Insight Editions released their latest poster book last month, and this time it was a collection of WWE pay-per-view posters in a book dubbed “The Ultimate WWE Poster Collection.”
Back in November, I reviewed my first Insight Editions poster book (Destiny) and came away impressed with it. This WWE one is really no exception. If you’ve seen one of Insight’s poster books before, then you know the kind of quality you can expect.
The posters are fairly big, measuring 15.9 x 11.9 x 0.4 inches. They’re on high quality paper, easily removable, and thus perfect for framing if that’s what you want to do with them. There’s 20 pages here, and the posters are double-sided so there are 40 posters in all.
These are mostly pay-per-view posters, but there are some that aren’t. For example, the first poster in the book is a cool black and white drawing of Andre the Giant towering over a city (you can see it below). There’s even a Sting poster straight out of the pages of an old WCW Magazine.

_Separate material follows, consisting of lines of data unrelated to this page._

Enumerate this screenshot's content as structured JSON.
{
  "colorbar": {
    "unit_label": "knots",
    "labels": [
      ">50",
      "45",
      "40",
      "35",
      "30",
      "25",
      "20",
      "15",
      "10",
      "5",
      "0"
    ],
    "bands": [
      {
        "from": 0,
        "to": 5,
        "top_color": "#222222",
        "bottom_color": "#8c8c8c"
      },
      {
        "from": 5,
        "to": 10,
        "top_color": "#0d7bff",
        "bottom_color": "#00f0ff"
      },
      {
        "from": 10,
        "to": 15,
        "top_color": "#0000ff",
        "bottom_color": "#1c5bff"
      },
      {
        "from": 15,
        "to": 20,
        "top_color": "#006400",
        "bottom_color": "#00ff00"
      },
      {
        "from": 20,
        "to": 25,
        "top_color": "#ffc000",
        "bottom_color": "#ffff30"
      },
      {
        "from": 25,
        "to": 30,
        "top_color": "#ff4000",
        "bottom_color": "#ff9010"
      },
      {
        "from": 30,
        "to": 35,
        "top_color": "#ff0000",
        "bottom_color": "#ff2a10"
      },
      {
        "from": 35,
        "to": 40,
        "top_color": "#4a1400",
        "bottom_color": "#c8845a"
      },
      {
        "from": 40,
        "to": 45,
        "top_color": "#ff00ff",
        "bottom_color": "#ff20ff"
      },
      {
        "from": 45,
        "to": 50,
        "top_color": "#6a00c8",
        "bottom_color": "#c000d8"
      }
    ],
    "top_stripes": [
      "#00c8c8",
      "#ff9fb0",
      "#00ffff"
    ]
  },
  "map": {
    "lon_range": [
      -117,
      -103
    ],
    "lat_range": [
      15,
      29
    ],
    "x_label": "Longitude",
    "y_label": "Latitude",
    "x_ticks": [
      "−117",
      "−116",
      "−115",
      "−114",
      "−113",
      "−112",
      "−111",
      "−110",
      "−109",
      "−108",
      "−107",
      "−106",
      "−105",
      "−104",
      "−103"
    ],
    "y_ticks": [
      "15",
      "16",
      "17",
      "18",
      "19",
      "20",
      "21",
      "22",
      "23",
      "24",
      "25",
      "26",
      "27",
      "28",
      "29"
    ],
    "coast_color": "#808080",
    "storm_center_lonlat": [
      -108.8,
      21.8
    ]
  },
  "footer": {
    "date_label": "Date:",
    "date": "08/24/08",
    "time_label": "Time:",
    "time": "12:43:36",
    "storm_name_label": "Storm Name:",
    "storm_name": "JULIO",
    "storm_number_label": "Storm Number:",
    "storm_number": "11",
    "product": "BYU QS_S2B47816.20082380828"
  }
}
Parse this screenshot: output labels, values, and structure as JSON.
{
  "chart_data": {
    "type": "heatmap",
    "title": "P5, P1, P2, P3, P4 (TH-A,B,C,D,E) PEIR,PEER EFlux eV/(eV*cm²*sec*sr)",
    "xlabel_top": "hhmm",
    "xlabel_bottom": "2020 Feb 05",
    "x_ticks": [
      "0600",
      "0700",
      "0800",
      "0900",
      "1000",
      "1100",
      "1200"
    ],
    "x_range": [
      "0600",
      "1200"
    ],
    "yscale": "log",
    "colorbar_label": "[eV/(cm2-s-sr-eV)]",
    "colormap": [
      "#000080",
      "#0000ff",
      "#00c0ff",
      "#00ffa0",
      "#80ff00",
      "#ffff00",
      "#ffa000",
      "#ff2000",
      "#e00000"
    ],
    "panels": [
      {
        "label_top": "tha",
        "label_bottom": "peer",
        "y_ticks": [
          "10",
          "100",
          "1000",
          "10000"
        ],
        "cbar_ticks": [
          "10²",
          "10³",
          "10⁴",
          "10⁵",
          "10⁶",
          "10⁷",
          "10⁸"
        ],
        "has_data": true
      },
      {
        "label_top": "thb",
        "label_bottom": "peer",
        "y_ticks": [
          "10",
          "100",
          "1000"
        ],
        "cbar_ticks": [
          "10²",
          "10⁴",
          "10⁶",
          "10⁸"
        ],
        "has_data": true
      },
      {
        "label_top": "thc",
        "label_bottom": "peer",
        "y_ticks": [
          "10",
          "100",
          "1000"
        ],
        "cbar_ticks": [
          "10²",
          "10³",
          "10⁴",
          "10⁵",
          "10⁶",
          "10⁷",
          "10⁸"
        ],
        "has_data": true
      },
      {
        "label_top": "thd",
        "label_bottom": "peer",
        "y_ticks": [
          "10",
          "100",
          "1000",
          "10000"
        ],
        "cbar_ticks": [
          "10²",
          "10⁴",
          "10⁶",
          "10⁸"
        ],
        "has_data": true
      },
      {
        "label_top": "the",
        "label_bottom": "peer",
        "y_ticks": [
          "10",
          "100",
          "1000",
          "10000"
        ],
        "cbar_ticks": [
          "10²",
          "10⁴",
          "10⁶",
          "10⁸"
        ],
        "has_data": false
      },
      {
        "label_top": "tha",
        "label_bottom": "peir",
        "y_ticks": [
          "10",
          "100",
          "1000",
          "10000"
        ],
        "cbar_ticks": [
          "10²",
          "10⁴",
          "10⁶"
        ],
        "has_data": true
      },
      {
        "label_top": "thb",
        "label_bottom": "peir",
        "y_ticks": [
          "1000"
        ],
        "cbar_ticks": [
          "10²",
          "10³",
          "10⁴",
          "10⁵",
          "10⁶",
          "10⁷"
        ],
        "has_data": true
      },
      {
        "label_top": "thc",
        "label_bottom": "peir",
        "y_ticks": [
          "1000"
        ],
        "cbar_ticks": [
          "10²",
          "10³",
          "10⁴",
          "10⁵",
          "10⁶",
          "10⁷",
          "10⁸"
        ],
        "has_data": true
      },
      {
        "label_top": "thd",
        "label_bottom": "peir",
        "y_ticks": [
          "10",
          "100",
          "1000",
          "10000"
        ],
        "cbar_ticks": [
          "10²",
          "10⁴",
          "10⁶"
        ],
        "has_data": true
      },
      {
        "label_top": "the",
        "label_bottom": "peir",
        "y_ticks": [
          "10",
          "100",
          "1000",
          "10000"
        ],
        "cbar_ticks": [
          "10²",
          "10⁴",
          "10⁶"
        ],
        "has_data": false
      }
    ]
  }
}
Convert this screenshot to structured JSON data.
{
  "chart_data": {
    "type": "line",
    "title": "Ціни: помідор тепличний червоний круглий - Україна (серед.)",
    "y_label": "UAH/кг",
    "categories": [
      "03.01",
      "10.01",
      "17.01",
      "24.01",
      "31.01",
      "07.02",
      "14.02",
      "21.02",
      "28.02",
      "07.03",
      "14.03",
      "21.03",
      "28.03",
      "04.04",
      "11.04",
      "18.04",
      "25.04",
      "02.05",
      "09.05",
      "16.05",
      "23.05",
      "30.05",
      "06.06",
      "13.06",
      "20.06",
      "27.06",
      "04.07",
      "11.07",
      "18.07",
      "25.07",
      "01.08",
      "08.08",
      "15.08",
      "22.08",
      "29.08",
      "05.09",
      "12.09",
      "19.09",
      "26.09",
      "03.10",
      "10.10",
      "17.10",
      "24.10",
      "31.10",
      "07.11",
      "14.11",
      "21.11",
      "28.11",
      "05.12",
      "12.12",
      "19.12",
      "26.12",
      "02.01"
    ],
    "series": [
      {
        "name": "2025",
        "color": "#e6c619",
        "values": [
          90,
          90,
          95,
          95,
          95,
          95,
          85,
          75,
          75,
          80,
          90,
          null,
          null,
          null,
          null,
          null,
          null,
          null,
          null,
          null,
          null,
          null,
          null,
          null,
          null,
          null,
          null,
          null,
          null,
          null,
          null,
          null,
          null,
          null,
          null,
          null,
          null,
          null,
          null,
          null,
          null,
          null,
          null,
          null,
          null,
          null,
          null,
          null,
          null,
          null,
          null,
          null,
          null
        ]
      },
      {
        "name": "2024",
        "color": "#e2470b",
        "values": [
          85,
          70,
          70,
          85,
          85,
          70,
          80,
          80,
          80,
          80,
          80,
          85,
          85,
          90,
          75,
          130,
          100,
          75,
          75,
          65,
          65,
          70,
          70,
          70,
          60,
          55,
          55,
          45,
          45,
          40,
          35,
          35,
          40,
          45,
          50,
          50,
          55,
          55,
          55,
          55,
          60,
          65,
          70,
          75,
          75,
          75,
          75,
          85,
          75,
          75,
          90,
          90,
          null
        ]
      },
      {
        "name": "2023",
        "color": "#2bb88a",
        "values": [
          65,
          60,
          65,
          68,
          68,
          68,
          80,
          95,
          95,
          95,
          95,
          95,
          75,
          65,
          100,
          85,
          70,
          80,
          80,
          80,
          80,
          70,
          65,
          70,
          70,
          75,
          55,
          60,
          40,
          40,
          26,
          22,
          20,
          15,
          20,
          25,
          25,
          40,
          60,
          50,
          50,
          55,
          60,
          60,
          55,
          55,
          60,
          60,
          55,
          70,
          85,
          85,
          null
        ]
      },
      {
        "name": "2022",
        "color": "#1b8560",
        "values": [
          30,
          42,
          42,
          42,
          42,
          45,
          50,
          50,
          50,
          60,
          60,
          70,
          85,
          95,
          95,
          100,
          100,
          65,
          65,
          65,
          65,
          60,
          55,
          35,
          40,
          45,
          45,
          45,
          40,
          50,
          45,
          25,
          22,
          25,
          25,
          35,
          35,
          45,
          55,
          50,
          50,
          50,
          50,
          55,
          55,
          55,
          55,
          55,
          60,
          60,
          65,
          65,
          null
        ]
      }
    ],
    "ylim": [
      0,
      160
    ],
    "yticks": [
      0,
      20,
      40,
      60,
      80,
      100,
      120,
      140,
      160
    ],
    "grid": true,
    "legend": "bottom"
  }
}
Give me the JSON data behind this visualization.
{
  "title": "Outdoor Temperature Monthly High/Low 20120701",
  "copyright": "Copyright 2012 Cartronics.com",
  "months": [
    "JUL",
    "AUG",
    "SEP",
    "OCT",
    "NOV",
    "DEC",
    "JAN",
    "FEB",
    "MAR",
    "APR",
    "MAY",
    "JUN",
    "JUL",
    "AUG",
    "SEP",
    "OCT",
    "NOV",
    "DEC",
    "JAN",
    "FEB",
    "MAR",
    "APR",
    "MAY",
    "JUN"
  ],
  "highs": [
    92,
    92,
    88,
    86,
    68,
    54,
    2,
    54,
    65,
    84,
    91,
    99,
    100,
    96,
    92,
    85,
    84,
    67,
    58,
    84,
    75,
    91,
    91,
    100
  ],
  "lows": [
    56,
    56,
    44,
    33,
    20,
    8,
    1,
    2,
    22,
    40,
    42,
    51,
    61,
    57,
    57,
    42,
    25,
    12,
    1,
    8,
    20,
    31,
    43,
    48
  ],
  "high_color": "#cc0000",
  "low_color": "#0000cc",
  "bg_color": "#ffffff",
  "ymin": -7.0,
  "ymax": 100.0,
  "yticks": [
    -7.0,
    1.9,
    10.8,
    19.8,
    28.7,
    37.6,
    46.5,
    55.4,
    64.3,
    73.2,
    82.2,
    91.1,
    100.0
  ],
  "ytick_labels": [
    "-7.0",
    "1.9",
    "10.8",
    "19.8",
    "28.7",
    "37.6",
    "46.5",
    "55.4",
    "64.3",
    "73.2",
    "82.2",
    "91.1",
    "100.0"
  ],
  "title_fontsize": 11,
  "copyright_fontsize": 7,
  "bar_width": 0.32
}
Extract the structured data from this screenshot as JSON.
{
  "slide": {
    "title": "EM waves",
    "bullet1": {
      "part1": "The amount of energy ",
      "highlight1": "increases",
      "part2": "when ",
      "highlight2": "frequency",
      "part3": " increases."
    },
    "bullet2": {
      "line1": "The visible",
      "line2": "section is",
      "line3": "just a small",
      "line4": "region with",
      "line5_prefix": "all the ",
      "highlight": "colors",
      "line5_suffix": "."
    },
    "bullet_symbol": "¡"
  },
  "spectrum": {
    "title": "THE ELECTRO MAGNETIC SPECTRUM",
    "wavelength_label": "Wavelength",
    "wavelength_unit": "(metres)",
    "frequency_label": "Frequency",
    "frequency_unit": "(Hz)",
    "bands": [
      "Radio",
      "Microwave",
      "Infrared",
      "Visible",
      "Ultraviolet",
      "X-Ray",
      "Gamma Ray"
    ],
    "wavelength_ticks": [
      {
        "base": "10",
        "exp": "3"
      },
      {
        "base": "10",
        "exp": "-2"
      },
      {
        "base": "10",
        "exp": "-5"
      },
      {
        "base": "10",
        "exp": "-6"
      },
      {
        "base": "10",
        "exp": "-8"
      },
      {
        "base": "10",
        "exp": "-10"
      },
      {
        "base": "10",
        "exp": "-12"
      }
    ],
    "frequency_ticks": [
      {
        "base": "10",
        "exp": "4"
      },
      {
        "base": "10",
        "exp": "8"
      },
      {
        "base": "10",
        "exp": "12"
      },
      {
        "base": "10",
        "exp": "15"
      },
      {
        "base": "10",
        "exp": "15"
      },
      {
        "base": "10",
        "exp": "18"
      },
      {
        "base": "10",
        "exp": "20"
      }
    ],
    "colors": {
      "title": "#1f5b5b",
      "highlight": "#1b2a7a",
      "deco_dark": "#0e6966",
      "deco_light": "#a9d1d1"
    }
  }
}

For me, the coolest poster in the book is the Royal Rumble 1992 cartoon poster. That’s art as far as I’m concerned, and it’s the only one that I’d personally frame and hang somewhere.
What I don’t understand though is the selection process for including these posters. They’re largely PPV ones, but WWE has had a lot of great posters over the years and the vast majority of them are no where to be seen here. Skipped over in favor of some generic ones. The collection starts with some late 80’s and early 90’s, a couple of Attitude Era posters, and then skips right to the mid 2000’s to present.
The only really good modern poster included is the No Way Out 2012 poster featuring AJ Lee and Daniel Bryan, which you can see below. Mark Henry yelling, Chris Jericho pushing a button, and John Cena staring off into the distance do not make good posters.
You can’t fault Insight for that, after all it was WWE who created the posters (and knowing WWE, likely picked the ones they wanted in this collection). But it is rather lackluster given WWE’s history of having some really great and clever posters, especially PPV posters. I would have likely to have seen more diversity in the time periods, rather than mostly modern day PPV posters which have largely been rather generic save for a few here and there.
If you’re considering this book, it’s retail price is $25. If you want to actually hang these posters somewhere, I’d say there’s only a handful even worthy of it and thus it isn’t worth $25. But if you like to collect wrestling items and will leave these posters in the book (as I will do), then I can see spending the money on it. It is a good quality poster book with some cool posters in it.
The Ultimate WWE Poster Collection gets a three out of five: GOOD.
* Book provided by the publisher for review.